3.4 Download and graph a city’s median income
quantmod includes a function that lets you import data directly from the U.S. Federal Reserve – more specifically the St. Louis Federal Reserve’s FRED database.
I went to FRED at https://fred.stlouisfed.org and searched for “median household income for San Francisco.” This wasn’t to get the data, but to find out which table contains the data. The URL for FRED’s “Estimate of Median Household Income for San Francisco County/City, CA.” was https://fred.stlouisfed.org/series/MHICA06075A052NCEN. The character/number string after fred.stlouisfed.org/series/ was what I needed; it’s the St. Louis Fed’s symbol for this data.
You may want to do the same search, so you can copy the MHICA06075A052NCEN portion of it into your clipboard from the FRED url instead of typing it manually.
Now try running the following code (I’ll explain it in a bit) for some instant R gratification (gRatification?). Being able to paste MHICA06075A052NCEN from your clipboard should make this less onerous.
sfincome <- getSymbols("MHICA06075A052NCEN", src="FRED", auto.assign = FALSE)
names(sfincome) <- "Income"
dygraph(sfincome, main = "San Francisco Median Household Income")
You should see a graph that looks like Figure 3.3 in the Viewer tab of RStudio’s lower right pane.
The zoom button above the graph on the left will open the pane into a larger window. The icon showing an arrow pointing to the upper right will open the graph in a browser window (in the image above, it’s the icon directly over sco in San Francisco).
The graph is interactive. If you move your mouse from left to right anywhere on the graph, you’ll see information about the closest underlying data point in the top right of the window. And if you click and drag from left to right inside the graph to define a portion of it - say from 2000 to 2010 - the graph will zoom in. (Double-clicking zooms out again, or you can always refresh the page.) This graph can be saved as an HTML “widget” or exported to a static JPG or PNG image using the RStudio Export menu item in this Viewer pane.
To save this graph as an HTML widget, first store it in an R variable, such as sfmediangraph <- dygraph(sfincome, main = "San Francisco Median Household Income")
. Next, install the htmlwidget package with install.packages("htmlwidgets")
and load it with library("htmlwidgets")
. Finally, use the saveWidget()
function to save your sfmediangraph object to a file, such as
Find the sfmediangraph.html file on your computer and open it in a browser. You should see the same interactive HTML graph as you saw in RStudio, but it is now reusable on another Web site.

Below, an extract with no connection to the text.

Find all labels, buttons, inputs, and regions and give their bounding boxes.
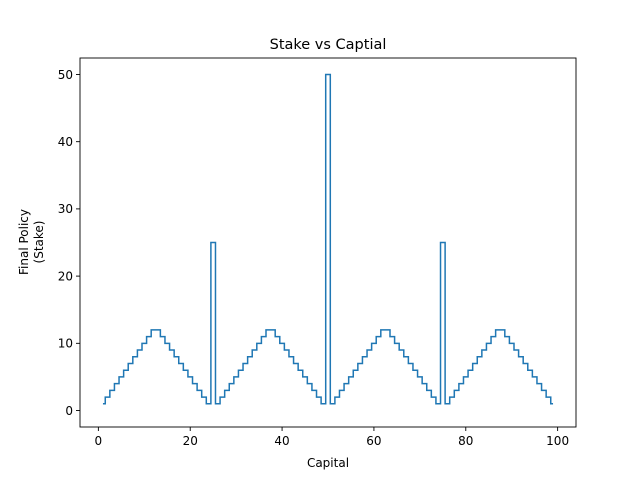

If by any chance you’re thinking “This looks like a Web graphic I could make with JavaScript,” you’re right. The dygraphs package is an R wrapper for a JavaScript library, also called dygraphs. But with the R package, you can generate dygraphs JavaScript completely in R.
Now, the explanation of the code that I promised:
The first two lines load the quantmod and dygraphs packages into your current working session.
The third line uses quantmod’s getSymbols() function to pull data from an external source. The function takes two “arguments” – options that the function needs to do its job. That first argument, “MHICA06075A052NCEN”, is the symbol (the one we looked up at FRED) for retrieving data we want. The second argument, src=“FRED”, sets the data source to FRED, the St. Louis Federal Reserve’s database. And you saw “autoassign = FALSE” in the previous section.
If you check the structure of this sfincome object with str(sfincome)
, you’ll see that it’s a special type of R object dealing with time series. Data starts in 1989, and those NA data listings you see stand for “Not Available,” meaning that some points are missing (which you probably noticed on the graph).
The name of the lone data column with the median-income data is “MHICA06075A052NCEN”. The data column title shows up on the graph, and I don’t like that character string as my data label. So, in the fourth line, I change the name of that data column to “Income” with names(sfincome) <- "Income"
. You can also run names() on an R object without the assignment operator, such as names(sfincome)
, to see existing names.
(If you’re wondering why no name for the date column shows up, that’s how R time series are structured.)
The third line creates the graph, using the dygraph() function from the dygraphs package. The first argument, sfincome, tells dygraph what data set to graph. The second argument, main, is just the headline for the graph.